La mia vita potrebbe essere felice. Mio marito, Alessandro, è l’uomo che ho sempre sognato: gentile, affidabile, sempre pronto a sostenermi. Aspettiamo un bambino, ed è un miracolo, visto che abbiamo entrambi superato i quarant’anni. Ma una nuvola scura oscura la nostra felicità, e il nome di quella nuvola è la malattia di mia madre.
All’inizio dell’anno, i medici le hanno diagnosticato l’Alzheimer. Mia madre, Valeria Romano, mi ha cresciuta da sola, senza mio padre, scomparso dalla nostra vita ancora prima che io nascessi. Non potevo abbandonarla al suo destino. Dopo lunghe discussioni con mio marito, abbiamo deciso di portarla nella nostra casa a Milano. Alessandro mi ha rassicurata:
— C’è spazio, Caterina. È tua madre, poi è anziana, che male potrebbe farci?
Le abbiamo sistemato una stanza accogliente, la portiamo regolarmente dai medici, controlliamo che prenda le medicine. Ma la mia gravidanza, che io considero una benedizione, per qualche motivo non l’ha resa felice. Mi aspettavo che sarebbe stata entusiasta all’idea di una nipotina, visto che ha sempre sognato una discendenza. Invece, il suo comportamento è diventato sempre più spaventoso.
A volte mi guarda con occhi vuoti e improvvisamente esclama:
— Chi sei tu? Vattene via da casa mia!
Quando cerchiamo di calmarla, inizia a urlare:
— Non permettetemi di dettarmi le regole! Io sono la padrona qui, e voi non siete nessuno!
Sposta i mobili, nasconde le mie cose e a volte arriva persino a spingermi fuori dalla porta, come se fossi un’estranea. Ho sopportato, ma quando ha iniziato a pretendere che trasportassi borse pesanti o aiutassi a spostare l’armadio, la pazienza mi è mancata. Ho cercato di spiegarle che non posso sollevare pesi a causa della gravidanza, ma lei rispondeva solo:
— Ingrataccia! Ho dedicato tutta la vita a te e non sei nemmeno capace di aiutarmi!

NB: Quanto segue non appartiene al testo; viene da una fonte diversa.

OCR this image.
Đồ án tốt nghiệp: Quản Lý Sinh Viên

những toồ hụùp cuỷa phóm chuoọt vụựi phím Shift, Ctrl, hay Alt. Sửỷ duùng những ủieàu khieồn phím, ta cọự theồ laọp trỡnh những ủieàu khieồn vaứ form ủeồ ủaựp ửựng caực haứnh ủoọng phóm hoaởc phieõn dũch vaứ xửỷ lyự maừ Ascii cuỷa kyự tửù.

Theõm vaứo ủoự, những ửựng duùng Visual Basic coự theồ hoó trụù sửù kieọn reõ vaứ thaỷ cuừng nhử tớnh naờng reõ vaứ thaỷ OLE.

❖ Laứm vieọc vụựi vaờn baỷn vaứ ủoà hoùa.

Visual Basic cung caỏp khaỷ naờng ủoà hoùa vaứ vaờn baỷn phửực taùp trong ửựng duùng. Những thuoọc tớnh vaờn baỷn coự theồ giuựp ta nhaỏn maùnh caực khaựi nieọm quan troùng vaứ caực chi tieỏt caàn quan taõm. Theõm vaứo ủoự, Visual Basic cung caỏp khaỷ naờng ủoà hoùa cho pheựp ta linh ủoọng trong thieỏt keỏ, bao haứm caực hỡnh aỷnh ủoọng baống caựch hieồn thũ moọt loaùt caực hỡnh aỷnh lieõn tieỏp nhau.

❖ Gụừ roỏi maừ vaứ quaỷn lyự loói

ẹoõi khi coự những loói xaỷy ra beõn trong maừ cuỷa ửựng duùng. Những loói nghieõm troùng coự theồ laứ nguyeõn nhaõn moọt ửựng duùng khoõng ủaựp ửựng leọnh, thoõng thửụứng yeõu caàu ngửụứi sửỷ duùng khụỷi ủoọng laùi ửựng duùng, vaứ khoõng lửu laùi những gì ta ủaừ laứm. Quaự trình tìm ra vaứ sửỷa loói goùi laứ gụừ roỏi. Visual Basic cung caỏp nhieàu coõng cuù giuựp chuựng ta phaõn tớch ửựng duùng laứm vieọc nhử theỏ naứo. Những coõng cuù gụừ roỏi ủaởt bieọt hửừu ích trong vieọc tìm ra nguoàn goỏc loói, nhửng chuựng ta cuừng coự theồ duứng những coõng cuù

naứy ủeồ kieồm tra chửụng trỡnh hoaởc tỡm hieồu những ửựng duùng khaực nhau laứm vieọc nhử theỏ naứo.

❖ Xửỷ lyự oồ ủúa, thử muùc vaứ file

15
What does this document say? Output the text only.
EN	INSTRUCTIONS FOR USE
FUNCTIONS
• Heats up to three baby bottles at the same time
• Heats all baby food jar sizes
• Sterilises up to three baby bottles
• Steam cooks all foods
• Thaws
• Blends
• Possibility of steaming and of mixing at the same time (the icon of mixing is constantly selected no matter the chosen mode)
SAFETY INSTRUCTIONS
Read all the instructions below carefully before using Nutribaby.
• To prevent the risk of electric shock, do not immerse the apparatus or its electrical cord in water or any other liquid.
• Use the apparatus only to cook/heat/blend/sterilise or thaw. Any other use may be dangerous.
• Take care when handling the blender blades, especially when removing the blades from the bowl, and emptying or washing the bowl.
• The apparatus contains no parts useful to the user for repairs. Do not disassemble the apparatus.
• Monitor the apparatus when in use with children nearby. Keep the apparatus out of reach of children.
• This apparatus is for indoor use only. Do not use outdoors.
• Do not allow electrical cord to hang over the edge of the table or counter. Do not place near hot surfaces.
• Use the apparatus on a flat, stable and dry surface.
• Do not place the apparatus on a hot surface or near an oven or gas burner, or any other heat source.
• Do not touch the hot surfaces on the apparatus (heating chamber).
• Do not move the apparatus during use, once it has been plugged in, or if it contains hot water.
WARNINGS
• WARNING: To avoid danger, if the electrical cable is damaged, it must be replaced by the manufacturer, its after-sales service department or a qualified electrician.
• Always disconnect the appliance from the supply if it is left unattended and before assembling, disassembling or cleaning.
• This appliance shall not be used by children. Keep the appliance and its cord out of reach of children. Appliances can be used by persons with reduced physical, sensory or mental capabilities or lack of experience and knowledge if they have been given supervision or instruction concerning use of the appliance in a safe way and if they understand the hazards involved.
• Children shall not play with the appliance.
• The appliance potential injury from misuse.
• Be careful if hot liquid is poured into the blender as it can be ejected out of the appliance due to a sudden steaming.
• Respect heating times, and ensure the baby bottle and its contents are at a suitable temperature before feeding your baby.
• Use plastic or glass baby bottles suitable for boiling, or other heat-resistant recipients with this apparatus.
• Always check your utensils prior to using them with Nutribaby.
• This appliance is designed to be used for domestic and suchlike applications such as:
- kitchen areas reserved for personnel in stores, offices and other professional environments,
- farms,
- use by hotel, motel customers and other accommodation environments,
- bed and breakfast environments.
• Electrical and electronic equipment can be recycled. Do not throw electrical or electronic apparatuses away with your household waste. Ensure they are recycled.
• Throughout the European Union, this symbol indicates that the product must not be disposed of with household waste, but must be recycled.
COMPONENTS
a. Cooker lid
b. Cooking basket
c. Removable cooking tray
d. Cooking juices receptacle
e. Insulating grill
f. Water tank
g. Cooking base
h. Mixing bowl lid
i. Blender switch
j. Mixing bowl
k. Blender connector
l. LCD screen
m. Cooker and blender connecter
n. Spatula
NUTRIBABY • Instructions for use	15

Ripetevo che aspettavo un bambino, che dovevo proteggermi, ma i suoi occhi restavano vuoti. Non ricorda. Non capisce. Di notte, piango disperata, e ogni singhiozzo sembra far male al mio piccolo che ancora non è nato.
Anche Alessandro è allo stremo. Mia madre lo confonde con persone inventate, lo chiama ora Sergio, ora Michele, a volte con nomi strani. Gli racconta la mia infanzia come se fosse un conoscente occasionale, non mio marito. L’altro giorno, tra i denti, mi ha confessato:
— Caterina, sto cedendo. Ancora un po’ e non ce la farò. Mi fa perdere la testa, e ho paura che un giorno potrei… fare qualcosa di terribile.
Anch’io sono al limite. Ma quello che mi tormenta di più è la paura per il mio bambino. Sono alla ventiduesima settimana, e nella mia mente girano scenari da incubo. E se mia madre decidesse che il mio bambino è un estraneo? E se volesse sbarazzarsene? Lo mandasse in orfanotrofio, lo abbandonasse per strada o… non oso nemmeno immaginare cos’altro potrebbe passarle per la mente. Questi pensieri mi soffocano, mi tolgono il sonno, avvelenano la gioia dell’attesa.
La mia amica, vedendomi in lacrime, mi ha suggerito:
— Caterina, portala in una casa di riposo. Lì si prenderanno cura di lei dei professionisti, e voi potrete tirare un sospiro di sollievo.
Ho rabbrividito a quelle parole. Come potrei fare una cosa del genere a mia madre? Ha dedicato la sua vita a me, ha rinunciato a tutto pur di vedermi felice. Abbandonarla ora sarebbe un tradimento, un’ingratitudine ignobile. Ma nel profondo mi chiedo: e se fosse l’unica soluzione? E se fosse meglio per tutti noi? Per lei, per il bambino, per la nostra famiglia che sta cadendo a pezzi?
Sono straziata tra il senso del dovere e la paura per il futuro. Cosa fare? Mandare mia madre in una struttura specializzata, dove forse starà meglio, o continuare a vivere in questo inferno, rischiando la salute del bambino e la mia sanità mentale? Non lo so. E non sapere mi spezza il cuore in mille pezzi.